There are, however, some signs that minimal computing is gaining some traction and may even become more mainstream within a few years. These include the increasing use of open-source software; the championing of minimal computing and its environmental credentials within the powerful climate justice movement; the importance of sustainability and preservation of DH projects (like the Endings Project); the fact that as university finances are squeezed ever more the attractiveness of minimal computing as an approach to computing projects in the humanities, could well increase.

Lastly, it is easy to characterise minimal computing as a one-size-fits-all approach, espousing a universally accepted set of principles with which few would disagree, but this would be a mistake.
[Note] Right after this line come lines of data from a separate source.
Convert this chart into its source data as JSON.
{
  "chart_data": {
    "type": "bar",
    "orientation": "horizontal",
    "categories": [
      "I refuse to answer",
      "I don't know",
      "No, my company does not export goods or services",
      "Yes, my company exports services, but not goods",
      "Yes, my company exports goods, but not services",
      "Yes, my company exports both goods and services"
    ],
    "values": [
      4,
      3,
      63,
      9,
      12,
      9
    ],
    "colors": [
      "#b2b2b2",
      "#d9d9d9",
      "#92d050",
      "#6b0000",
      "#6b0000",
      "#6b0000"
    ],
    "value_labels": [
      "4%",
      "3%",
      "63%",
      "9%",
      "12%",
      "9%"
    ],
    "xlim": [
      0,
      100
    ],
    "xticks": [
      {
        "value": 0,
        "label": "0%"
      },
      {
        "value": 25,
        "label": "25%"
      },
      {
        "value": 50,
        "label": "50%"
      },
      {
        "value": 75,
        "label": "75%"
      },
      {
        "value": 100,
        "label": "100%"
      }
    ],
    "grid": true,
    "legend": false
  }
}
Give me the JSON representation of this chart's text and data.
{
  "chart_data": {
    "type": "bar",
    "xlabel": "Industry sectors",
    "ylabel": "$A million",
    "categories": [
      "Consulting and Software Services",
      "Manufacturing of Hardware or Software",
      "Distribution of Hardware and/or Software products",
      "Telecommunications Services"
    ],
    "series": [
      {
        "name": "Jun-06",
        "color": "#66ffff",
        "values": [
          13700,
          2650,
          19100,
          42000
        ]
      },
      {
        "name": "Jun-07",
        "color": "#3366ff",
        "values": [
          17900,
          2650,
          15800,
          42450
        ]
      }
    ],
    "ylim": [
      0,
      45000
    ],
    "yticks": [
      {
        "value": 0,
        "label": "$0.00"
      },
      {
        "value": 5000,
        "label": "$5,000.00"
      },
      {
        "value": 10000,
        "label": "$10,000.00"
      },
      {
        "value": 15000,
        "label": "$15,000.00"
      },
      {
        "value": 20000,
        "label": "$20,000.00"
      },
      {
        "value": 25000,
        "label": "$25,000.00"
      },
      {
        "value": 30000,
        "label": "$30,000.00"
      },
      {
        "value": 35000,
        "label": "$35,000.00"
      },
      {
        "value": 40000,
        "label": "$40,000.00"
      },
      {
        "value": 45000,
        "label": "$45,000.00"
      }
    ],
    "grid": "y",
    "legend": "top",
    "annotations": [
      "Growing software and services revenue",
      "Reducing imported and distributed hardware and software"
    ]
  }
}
In his essay in the DHQ 2022 special issue on minimal computing, ‘Ensuring Minimal Computing Serves Maximal Connection’, Grant Wythoff argues that ‘while the tools currently associated with minimal computing are more sustainable, they can be less equitable in terms of participation (considering the steep learning curve of starting from scratch) and that ‘Values guiding the theory and practice of minimal computing include access, participation, sustainability, stewardship, and equity. When placed alongside each other — as we’ve seen — these values often produce rich contradictions that can be difficult to appreciate if particular tools elevate some values at the expense of others.’ In other words, the question of the values and principles underlying any minimal computing project and the choices which flow from them need careful and honest consideration.